Este era el mundo de "el Bueno, el Feo y el Malo", el imaginario de Sergio Leone y Ennio Morricone, de Elli Wallach, Clint Eastwood y Lee Van Cleef: una guerra, un tesoro enterrado en un lugar desconocido y tres tipos dispuestos a hacer lo que fuera por recuperarlo, esto es, Sad Hill: un mundo de cartón-piedra sí, pero más que real que cualquier otra cosa en nuestros corazones, hoy adultos.

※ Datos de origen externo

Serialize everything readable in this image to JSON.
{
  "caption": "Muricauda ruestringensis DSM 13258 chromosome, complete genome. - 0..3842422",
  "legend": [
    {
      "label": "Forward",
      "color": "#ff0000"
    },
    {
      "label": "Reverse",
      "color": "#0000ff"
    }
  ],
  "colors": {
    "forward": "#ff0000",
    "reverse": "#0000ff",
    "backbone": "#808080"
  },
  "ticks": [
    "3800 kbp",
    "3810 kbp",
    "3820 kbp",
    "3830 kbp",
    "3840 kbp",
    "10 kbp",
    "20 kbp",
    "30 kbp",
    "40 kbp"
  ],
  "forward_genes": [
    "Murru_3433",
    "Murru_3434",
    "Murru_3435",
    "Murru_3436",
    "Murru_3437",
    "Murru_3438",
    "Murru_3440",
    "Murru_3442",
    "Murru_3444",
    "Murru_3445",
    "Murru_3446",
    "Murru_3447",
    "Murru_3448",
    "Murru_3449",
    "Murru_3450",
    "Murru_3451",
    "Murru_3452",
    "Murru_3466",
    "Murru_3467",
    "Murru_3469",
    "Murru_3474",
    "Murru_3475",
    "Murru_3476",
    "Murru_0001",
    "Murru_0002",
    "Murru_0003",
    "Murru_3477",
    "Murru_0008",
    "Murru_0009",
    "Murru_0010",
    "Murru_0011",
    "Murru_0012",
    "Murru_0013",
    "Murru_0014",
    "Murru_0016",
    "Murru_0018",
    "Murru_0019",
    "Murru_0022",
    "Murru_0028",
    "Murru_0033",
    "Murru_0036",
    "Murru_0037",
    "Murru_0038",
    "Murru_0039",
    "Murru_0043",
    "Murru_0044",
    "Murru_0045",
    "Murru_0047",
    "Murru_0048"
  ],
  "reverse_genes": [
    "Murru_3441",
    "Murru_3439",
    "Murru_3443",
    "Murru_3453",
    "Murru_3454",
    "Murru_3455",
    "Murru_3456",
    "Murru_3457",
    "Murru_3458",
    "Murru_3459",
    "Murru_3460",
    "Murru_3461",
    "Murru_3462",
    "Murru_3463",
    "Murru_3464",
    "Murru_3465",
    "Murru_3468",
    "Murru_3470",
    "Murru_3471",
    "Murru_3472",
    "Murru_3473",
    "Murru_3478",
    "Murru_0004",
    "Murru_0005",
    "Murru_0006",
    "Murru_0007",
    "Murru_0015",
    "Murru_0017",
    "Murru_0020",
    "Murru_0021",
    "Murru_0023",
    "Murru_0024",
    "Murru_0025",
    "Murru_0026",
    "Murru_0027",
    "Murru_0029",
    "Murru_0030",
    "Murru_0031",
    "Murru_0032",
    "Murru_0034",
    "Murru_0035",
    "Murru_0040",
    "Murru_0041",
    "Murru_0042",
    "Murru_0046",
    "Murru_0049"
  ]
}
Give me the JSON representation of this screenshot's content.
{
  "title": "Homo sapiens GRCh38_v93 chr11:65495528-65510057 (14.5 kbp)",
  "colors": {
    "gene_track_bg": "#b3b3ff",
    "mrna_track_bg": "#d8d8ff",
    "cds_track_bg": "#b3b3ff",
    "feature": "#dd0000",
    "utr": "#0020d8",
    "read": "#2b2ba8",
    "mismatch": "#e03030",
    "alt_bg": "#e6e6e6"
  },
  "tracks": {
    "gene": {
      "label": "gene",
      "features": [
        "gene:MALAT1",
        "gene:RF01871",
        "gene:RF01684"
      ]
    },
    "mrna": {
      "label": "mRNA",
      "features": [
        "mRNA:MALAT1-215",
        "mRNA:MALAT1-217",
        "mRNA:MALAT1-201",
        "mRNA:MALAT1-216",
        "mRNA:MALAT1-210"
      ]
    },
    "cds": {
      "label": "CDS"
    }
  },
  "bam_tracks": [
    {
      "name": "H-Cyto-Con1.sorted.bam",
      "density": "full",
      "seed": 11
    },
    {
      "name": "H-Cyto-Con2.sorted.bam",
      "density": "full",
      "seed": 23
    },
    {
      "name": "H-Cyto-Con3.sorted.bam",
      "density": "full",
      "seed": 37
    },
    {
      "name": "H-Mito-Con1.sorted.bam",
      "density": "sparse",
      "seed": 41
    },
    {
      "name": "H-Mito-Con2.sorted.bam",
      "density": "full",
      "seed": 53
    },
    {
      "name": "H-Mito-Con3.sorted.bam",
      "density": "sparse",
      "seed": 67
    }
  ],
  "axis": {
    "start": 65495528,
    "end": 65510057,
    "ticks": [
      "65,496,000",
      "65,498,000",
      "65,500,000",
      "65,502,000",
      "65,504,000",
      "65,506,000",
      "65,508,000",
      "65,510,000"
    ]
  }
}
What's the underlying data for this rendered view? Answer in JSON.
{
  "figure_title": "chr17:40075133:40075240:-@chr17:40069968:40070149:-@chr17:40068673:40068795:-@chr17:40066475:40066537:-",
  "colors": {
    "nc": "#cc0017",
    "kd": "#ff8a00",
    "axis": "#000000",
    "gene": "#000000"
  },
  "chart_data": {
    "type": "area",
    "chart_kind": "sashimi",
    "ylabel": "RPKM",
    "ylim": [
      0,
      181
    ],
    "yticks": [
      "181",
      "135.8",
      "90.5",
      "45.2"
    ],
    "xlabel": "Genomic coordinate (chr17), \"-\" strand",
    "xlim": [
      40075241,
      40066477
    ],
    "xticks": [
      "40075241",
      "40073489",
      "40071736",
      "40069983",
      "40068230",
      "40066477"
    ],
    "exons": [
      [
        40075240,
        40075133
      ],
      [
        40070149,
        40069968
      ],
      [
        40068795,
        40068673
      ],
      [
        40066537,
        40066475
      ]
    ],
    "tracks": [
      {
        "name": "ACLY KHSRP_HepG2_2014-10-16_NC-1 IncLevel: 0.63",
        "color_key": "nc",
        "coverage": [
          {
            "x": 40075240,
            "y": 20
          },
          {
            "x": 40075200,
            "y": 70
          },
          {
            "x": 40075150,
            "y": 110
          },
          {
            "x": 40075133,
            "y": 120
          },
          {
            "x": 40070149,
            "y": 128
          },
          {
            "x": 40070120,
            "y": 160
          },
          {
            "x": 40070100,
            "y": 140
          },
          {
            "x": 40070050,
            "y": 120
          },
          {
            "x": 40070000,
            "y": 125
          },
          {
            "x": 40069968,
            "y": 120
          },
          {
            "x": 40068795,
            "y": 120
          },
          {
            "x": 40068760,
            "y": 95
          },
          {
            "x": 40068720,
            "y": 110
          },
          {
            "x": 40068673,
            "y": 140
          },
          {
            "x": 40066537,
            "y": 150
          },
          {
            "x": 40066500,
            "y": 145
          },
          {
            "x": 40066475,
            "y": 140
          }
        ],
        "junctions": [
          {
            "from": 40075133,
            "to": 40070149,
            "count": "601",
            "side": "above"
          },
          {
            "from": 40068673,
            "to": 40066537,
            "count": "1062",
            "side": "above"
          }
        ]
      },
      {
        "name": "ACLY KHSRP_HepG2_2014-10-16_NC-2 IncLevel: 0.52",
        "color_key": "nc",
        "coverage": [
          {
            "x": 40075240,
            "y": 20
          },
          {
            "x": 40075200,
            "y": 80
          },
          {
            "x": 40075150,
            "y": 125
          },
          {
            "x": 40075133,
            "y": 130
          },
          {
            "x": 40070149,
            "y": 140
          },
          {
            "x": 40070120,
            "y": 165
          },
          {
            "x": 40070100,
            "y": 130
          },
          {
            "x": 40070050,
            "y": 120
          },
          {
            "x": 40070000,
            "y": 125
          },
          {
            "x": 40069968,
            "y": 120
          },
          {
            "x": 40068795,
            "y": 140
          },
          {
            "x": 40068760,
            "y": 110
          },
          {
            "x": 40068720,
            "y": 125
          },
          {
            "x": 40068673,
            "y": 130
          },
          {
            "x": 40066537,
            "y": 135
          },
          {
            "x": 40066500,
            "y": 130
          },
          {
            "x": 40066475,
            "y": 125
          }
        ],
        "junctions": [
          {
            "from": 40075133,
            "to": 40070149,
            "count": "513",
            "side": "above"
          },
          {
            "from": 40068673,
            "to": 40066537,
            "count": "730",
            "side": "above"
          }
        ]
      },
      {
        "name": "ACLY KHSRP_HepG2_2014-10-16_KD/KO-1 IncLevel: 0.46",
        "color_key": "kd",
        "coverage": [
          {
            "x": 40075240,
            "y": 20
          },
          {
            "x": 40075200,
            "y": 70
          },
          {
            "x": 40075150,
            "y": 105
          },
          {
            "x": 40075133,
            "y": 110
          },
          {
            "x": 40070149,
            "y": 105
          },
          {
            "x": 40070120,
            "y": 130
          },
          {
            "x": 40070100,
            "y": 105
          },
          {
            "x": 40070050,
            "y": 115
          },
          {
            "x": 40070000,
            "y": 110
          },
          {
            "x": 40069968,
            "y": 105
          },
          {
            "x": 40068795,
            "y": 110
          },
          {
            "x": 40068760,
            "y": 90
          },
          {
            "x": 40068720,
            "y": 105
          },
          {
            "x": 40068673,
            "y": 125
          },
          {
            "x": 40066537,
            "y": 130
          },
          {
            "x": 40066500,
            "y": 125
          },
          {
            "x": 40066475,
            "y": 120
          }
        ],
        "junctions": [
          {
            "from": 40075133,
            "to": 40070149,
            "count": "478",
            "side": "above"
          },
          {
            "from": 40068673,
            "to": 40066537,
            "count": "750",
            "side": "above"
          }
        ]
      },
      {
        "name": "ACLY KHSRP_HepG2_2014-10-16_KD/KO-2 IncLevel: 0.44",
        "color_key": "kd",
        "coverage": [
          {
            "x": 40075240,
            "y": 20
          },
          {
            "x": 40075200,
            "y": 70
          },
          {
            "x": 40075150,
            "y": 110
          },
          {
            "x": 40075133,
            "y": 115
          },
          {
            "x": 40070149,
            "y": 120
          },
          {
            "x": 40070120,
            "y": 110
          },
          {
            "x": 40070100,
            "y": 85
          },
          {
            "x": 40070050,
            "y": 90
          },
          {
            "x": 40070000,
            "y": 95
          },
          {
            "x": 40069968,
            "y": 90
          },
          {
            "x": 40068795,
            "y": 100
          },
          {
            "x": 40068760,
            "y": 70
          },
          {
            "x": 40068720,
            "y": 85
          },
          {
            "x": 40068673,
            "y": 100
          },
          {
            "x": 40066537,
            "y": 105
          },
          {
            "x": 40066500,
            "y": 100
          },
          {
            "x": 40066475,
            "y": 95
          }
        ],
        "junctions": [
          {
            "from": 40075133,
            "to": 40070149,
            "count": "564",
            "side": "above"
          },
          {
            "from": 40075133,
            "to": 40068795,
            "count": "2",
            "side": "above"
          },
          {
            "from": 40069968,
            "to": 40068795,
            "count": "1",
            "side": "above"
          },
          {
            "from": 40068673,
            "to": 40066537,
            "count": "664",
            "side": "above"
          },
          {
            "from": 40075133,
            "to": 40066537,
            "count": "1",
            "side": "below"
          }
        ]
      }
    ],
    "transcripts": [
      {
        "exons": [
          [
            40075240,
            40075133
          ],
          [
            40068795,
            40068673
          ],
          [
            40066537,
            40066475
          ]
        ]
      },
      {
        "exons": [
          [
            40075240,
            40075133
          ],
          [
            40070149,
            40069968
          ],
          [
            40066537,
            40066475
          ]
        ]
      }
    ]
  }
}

Es por eso que estar aquí, en las montañas de Santo Domingo de Silos, un primero de Noviembre -¡en un cementerio de ficción!-, en el lugar donde todo se forjó hace más de cincuenta años, te transporta sin querer a la niñez y te permite reencontrarte de nuevo con el chaval que fuiste, transitando entre tumbas, corriendo detrás de un tesoro que, ay, ahora lo sabes, era tu inocencia. Es descubrir que tu memoria es la de miles de personas que vivieron aquello de la misma manera que tú, en otros lugares del planeta, que posiblemente se emocionaron igual que tú, que sintieron el calor, el sudor y el miedo que siente Tuco cuando se ve obligado a ponerse la soga al cuello -"es como si el diablo te mordiese en las nalgas"- y escucharon de fondo el sonido de las cigarras en la tarde inclemente del verano, o el aullido de los lobos que se inventa Morricone en los coros de su recreación del sonido del Oeste. Descubres que ese lugar forma parte de la memoria colectiva de varias generaciones, que está bajo tus pies, y desearías por unos instantes ponerte a un lado en el círculo, echarte el poncho sobre el hombro izquierdo, fruncir el ceño y volver a mirar a tus amigos de entonces como lo hicieras de niño, recreando en el descampado de tu barrio la escena del viejo cementerio.

Saltar las barreras del espacio y el tiempo, dar a la ficción carácter de realidad y transformar vidas y espacios ajenos en los propios sin que medien diferencias de cultura, idioma o condición social, es lo que consiguen los creadores de "el Bueno, el Feo y el Malo". 

Recuperar ese espacio, ese lugar, ese instante para la memoria de todos nosotros -en un alarde de inconsciencia y puro impulso emocional- es lo que han logrado desde la Asociación Cultural Sad Hill (Burgos) y ha documentado de manera precisa Guillermo de Oliveira en su película "Desenterrando Sad Hill".

Entoces, citando a el Rubio (Clint Eastwood): "el mundo se divide en dos categorías, los que tienen el revolver cargado y los que cavan". Estos muchachos de Burgos han cavado, ¡Y de qué manera!